Initialize the Experience Replay Memory

In [4]:
class ReplayBuffer(object):
  def __init__(self, max_size=1e6):
    self.storage =[]
    self.max_size = max_size
    self.prt = 0

  def add(self, transition):
    if len(self.storage) == self.max_size:
      self.storage[int(self.ptr)] = transition
      self.prt = (self.ptr + 1) % self.max_size
    else:
      self.storage.append(transition)

  def sample(self, batch_size):
    ind = np.random.randint(0,len(self.storage),batch_size)
    batch_states, batch_next_states, batch_actions, batch_rewards, batch_dones = [],[],[],[],[]
    for i in ind:
      state,next_state,action,reward,done =self.storage[i]
      batch_next_states.append(np.array(next_state,copy=False))
      batch_actions.append(np.array(action,copy=False))
      batch_rewards.append(np.array(reward,copy=False))
      batch_dones.append(np.array(done,copy=False))
    return np.array(batch_states), np.array(batch_next_states), np.array(batch_actions), np.array(batch_rewards).reshape[-1,1], np.array(batch_dones).reshape[-1,1]

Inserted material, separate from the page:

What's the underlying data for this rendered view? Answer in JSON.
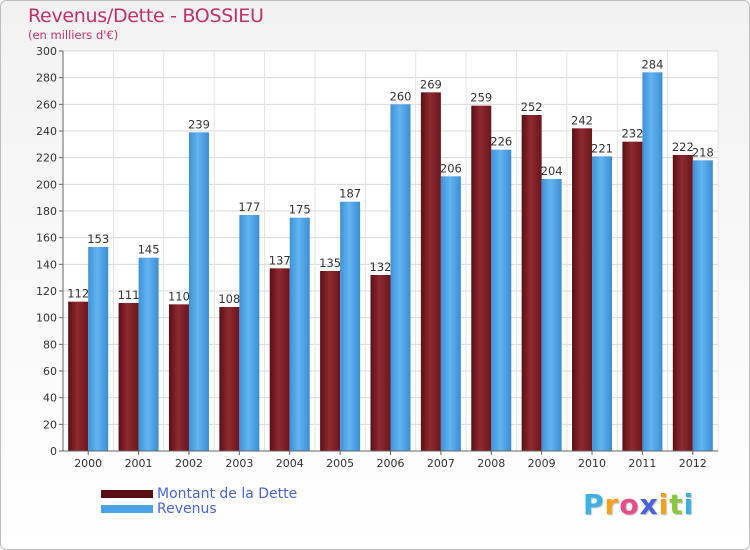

### Actor|Critic Model/Target
This can be improved a better supper class

In [7]:
class Actor(nn.Module):
  def __init__(self, state_dim, action_dim,max_action):
    hiden_layer_in,hiden_layer_out  = 400,300
    super(Actor, self).__init__()
    self.layer_1 = nn.Linear(stat_dim, hiden_layer_in)
    self.layer_2 = nn.Linear(hiden_layer_in,hiden_layer_out)
    self.layer_3 = nn.Linear(hiden_layer_out,action_dim)
    self.max_action = max_action

  def forward(self, x):
    x = F.relu(self.layer_1(x))
    x = F.relu(self.layer_2(x))
    x = self.max_action * torch.tanh(self.layer_3(x))
    return x

class Critic(nn.Module):
  def __init__(self, state_dim, action_dim,):
    hiden_layer_in,hiden_layer_out  = 400,300
    super(Critic, self).__init__()
    self.layer_11 = nn.Linear(stat_dim, hiden_layer_in)
    self.layer_12 = nn.Linear(hiden_layer_in,hiden_layer_out)
    self.layer_13 = nn.Linear(hiden_layer_out,1)
    
    self.layer_21 = nn.Linear(stat_dim, hiden_layer_in)
    self.layer_22 = nn.Linear(hiden_layer_in,hiden_layer_out)
    self.layer_23 = nn.Linear(hiden_layer_out,1)

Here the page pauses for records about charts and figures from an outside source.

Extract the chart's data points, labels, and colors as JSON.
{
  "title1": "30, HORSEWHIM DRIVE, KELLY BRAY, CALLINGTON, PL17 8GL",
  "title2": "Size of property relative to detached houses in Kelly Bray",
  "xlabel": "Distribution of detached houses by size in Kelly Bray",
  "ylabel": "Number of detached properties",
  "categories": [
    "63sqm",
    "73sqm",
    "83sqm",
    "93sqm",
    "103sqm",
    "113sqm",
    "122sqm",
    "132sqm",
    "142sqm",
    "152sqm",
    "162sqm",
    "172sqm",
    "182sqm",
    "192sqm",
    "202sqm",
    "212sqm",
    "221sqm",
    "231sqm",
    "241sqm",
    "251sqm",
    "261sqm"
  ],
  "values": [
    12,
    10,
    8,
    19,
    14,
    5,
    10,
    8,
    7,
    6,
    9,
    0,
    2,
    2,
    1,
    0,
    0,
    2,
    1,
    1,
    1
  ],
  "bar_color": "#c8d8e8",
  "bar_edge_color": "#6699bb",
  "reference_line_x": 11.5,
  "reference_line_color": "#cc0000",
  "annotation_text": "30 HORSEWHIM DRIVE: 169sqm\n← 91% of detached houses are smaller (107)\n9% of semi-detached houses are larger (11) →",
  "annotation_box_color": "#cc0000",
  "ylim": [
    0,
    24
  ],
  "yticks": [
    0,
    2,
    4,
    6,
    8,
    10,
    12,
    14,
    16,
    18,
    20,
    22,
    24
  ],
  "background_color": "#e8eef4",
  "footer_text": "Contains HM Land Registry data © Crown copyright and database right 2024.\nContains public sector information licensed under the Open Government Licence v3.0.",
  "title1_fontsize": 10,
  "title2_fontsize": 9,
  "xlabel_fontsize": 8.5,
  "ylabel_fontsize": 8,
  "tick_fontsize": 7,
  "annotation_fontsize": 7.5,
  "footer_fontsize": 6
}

  def forward(self, x, u):
    xu = torch.cat([x,y],1)

    x1 = F.relu(self.layer_11(xu))
    x1 = F.relu(self.layer_12(x1))
    x1 = self.layer_13(x1)

    x2 = F.relu(self.layer_21(xu))
    x2 = F.relu(self.layer_22(x2))
    x2 = self.layer_23(x2)
    return x1, x2  

  def Q1(self, x, u):
    xu = torch.cat([x,y],1)

    x1 = F.relu(self.layer_11(xu))
    x1 = F.relu(self.layer_12(x1))
    x1 = self.layer_13(x1)
    return x1

Training

In [8]:
# selecting the device (CPU or GPU)
device = torch.device("cuda" if torch.cuda.is_available() else "cpu")
# build the whole training proccess into a class
class TD3():
  def __init__(self, state_dim, action_dim,max_action):
    self.actor = Actor(state_dim, action_dim,max_action).to(device)
    self.actor_target = Actor(state_dim, action_dim,max_action).to(device)
    self.actor_target.load_state_dict(self.actor.state_dict())
    self.actor_optimizer = torch.optim.Adam(self.actor.parameters())

    self.critic = Critic(state_dim, action_dim).to(device)
    self.critic_target = Critic(state_dim, action_dim).to(device)
    self.critic_target.load_state_dict(self.critic.state_dict())
    self.critic_optimizer = torch.optim.Adam(self.critic.parameters())

    self.max_action = max_action

  def select_action(self, state):
    state = torch.Tensor(state.reshape(1,-1)).to(device)
    return self.actor(state).cpu().data.numpy.flatten()

  def train(self, replay_buffer, iteration, batch_size=100, discount=0.99, tau=0.005, policy_noise=0.2, noise_clip=0.5, policy_freq=2):
    for it in range(iteration):
      # Resample batch of transitions
      batch_states,batch_next_states,batch_actions,batch_rewards,batch_dones = replay_buffer.sample(batch_size)
      state = torch.Tensor(batch_states).to(device)
      next_state = torch.Tensor(batch_next_states).to(device)
      action = torch.Tensor(batch_actions).to(device)
      reward = torch.Tensor(batch_rewards).to(device)
      done = torch.Tensor(batch_dones).to(device)

      # From the next state s', the Actor target plays to the next action a'
      next_action = self.actor_target.forward(next_state)